8. L’Assemblée encourage la Mission d’administration intérimaire
des Nations Unies au Kosovo (MINUK) à augmenter ses capacités de
coopération avec INTERPOL et EUROPOL, et encourage les autorités
à Pristina à utiliser les mécanismes disponibles déjà en place.
9. L’Assemblée invite l’Assemblée du Kosovo:
9.1. à mettre en œuvre sans tarder
son programme législatif;
9.2. à renforcer sa surveillance du gouvernement;
9.3. à renforcer les mécanismes de consultation de la société
civile, en particulier les organisations représentant les femmes;
9.4. à adopter un nouveau règlement intérieur pour ses activités,
en conformité avec les normes européennes;
9.5. à promouvoir l’égalité des sexes, et l’égalité pour les
personnes LGBTQ, au sein de ses structures, et l’inclusion d’une
dimension de genre dans son fonctionnement, en renforçant la nomination
des femmes aux postes à responsabilité et l’examen du budget du
Kosovo dans une perspective de genre;
9.6. à adopter la réforme de l’administration publique, en
s’assurant que le recrutement et l’avancement sont fondés sur le
mérite, et en promouvant son impartialité;
9.7. à permettre le bon fonctionnement de l’institution du
médiateur, à s’engager dans un dialogue constructif avec celui-ci,
à suivre ses recommandations et à garantir qu’il dispose des ressources nécessaires
pour s’acquitter de son mandat.
10. L’Assemblée exhorte les forces politiques qui sont représentées
à l’Assemblée du Kosovo à mettre en place un dialogue politique
constructif entre la majorité et l’opposition.

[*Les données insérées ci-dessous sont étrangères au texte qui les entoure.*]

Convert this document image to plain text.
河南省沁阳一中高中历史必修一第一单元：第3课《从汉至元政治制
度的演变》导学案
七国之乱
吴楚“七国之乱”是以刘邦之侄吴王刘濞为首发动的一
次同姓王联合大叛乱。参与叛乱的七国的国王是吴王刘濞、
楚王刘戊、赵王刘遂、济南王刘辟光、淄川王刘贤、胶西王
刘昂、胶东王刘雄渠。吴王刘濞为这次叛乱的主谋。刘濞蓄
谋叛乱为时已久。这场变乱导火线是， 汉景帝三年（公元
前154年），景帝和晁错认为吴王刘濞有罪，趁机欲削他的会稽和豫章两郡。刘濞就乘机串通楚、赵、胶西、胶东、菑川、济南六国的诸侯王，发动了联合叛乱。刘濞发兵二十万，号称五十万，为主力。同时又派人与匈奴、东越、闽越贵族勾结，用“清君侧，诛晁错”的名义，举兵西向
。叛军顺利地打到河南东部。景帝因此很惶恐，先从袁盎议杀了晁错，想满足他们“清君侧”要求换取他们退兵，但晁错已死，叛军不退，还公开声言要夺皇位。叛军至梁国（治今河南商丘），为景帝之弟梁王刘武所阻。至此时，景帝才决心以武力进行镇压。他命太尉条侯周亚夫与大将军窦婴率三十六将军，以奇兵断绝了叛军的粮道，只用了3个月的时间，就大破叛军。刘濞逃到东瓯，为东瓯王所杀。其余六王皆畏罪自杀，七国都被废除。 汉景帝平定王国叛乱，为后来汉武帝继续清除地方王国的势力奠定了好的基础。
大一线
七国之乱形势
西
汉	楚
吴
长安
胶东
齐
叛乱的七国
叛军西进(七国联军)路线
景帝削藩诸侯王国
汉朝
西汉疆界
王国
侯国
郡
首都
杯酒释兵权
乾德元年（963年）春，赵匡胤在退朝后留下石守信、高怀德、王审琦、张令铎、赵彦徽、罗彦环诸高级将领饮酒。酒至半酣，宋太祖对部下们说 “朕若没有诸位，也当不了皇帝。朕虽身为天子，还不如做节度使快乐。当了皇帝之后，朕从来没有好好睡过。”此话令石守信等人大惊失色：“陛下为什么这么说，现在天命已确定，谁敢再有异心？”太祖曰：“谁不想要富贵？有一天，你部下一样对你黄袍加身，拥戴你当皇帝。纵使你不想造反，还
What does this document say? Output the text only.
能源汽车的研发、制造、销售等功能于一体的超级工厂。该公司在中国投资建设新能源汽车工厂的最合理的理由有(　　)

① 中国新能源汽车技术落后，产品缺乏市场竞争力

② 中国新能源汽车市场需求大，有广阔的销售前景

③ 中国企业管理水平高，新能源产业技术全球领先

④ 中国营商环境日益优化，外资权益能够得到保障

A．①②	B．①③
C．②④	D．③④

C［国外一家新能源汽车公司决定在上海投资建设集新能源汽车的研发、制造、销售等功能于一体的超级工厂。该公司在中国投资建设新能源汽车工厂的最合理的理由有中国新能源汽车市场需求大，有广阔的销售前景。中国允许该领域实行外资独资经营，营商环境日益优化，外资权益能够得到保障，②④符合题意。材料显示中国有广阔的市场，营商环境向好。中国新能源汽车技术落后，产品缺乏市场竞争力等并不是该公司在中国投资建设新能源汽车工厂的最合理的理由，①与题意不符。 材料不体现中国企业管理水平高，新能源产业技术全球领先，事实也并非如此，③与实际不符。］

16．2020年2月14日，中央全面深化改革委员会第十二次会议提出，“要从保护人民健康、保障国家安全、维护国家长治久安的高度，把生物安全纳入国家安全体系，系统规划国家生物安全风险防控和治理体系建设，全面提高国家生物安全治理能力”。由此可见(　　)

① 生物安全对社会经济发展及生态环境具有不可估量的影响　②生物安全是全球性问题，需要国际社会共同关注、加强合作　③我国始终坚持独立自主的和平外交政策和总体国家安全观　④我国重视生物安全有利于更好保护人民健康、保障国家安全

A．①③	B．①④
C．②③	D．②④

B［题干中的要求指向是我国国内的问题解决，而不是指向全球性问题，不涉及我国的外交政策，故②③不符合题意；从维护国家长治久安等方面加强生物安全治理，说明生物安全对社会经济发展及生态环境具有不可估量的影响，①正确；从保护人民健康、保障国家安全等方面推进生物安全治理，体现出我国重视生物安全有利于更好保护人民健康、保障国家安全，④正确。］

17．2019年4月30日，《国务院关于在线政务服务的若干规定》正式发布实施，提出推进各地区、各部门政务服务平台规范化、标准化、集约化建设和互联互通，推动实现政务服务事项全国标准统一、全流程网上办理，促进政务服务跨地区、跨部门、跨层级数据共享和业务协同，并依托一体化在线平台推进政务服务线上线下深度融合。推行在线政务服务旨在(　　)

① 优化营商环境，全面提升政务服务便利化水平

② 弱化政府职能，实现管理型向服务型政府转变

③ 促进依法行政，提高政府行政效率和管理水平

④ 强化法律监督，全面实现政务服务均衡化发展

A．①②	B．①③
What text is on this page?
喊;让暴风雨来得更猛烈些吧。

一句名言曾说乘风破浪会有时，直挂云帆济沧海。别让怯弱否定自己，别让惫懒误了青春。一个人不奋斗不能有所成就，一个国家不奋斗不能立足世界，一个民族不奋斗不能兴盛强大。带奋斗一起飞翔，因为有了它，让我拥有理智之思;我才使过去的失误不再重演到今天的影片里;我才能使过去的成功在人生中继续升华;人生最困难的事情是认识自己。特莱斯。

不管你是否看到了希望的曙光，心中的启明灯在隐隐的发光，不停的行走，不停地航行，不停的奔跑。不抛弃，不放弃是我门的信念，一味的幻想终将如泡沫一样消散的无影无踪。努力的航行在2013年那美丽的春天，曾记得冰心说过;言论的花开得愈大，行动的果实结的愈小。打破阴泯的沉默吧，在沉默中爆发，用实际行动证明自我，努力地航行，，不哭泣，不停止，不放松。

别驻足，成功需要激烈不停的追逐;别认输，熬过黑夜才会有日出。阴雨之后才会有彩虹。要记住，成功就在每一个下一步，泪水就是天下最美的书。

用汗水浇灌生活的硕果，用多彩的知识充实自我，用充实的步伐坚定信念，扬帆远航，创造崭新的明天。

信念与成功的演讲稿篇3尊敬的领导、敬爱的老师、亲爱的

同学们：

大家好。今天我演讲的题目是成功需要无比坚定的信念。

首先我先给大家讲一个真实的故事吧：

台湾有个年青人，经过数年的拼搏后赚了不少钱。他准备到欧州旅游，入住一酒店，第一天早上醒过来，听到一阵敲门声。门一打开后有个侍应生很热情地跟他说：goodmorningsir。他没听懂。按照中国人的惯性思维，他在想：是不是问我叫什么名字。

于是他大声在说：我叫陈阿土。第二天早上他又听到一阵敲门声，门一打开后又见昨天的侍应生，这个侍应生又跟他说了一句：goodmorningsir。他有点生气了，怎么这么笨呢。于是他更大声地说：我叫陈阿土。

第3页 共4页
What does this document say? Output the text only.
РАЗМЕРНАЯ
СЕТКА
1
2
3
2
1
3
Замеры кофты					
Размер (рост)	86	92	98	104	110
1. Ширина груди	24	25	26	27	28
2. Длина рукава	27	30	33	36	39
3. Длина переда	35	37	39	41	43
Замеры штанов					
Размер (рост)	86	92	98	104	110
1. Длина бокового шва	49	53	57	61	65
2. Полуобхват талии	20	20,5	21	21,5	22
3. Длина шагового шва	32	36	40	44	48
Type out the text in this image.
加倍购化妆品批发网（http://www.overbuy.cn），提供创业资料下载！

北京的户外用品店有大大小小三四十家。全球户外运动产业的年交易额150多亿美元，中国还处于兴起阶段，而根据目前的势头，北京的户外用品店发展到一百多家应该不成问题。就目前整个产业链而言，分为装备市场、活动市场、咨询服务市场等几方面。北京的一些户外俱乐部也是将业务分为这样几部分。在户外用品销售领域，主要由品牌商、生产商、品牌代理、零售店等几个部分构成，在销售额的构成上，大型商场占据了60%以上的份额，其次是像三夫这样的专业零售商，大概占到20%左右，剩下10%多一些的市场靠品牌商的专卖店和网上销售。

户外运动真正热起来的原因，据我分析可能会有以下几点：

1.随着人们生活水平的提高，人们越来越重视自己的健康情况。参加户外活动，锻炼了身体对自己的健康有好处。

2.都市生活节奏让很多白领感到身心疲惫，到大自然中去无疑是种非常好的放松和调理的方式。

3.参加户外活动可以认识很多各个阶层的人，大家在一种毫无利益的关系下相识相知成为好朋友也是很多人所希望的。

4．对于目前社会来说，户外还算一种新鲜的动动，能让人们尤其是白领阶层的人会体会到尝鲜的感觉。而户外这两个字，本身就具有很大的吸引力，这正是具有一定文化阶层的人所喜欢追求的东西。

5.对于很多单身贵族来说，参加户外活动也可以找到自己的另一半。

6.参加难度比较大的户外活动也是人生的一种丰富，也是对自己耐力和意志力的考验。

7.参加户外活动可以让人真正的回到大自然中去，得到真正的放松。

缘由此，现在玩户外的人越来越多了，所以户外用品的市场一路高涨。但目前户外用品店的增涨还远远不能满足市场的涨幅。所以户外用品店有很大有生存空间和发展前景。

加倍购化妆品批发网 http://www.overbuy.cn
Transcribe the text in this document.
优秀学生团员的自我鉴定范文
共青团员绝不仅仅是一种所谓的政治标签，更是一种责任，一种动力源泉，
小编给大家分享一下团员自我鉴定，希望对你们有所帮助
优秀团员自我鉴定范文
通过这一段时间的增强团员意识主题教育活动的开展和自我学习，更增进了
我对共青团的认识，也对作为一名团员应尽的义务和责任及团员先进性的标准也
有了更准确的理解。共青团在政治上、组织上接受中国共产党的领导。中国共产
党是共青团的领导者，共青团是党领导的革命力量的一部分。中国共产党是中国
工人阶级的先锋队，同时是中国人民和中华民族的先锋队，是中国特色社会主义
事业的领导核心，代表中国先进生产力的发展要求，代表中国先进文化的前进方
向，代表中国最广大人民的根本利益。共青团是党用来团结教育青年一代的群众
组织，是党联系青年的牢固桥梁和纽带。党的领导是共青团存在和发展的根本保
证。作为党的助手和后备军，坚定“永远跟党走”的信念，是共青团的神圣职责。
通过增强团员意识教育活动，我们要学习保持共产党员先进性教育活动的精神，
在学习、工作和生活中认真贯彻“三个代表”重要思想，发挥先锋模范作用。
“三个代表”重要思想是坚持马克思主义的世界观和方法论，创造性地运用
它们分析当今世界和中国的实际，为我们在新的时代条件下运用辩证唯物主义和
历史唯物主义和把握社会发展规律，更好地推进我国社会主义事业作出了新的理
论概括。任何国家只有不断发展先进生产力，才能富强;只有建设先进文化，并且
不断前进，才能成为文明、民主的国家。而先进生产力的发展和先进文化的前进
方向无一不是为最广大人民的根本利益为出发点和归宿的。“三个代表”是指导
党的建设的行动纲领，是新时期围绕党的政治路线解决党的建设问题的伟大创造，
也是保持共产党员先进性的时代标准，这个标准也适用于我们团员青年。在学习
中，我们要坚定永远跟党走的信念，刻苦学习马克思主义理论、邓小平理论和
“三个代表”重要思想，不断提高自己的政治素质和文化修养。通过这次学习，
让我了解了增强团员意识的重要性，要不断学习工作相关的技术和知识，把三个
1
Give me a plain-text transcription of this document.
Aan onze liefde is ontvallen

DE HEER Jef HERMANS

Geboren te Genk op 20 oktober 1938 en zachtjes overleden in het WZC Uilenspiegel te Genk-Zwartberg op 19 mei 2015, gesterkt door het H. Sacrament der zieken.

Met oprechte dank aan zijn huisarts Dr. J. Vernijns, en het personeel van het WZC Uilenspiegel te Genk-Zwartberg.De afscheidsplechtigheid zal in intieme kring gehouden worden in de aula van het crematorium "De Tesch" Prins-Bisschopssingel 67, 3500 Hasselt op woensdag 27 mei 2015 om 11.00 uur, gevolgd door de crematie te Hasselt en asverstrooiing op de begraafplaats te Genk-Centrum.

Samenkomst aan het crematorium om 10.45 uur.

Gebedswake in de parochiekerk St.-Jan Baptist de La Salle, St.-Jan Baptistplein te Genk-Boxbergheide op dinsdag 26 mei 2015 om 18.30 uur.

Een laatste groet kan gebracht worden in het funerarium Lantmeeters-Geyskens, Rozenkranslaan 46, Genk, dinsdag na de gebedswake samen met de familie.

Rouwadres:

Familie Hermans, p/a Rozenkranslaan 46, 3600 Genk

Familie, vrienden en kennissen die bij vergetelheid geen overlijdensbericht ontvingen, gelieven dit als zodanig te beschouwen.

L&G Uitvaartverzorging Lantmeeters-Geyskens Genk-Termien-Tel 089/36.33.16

11. L’Assemblée exhorte les autorités de Belgrade et de Pristina:
11.1. à poursuivre le dialogue sous
l’égide de l’Union européenne en ce qui concerne la normalisation des
relations dans un esprit ouvert et constructif, et à inclure les
femmes dans le dialogue, conformément à la Résolution 1325 du Conseil
de sécurité des Nations Unies sur les femmes, la paix et la sécurité;
11.2. à intensifier la coopération afin de démanteler les réseaux
criminels transnationaux qui opèrent dans la région; de progresser
en ce qui concerne la question des personnes disparues; et de faciliter
les enquêtes et les poursuites concernant les crimes de guerre.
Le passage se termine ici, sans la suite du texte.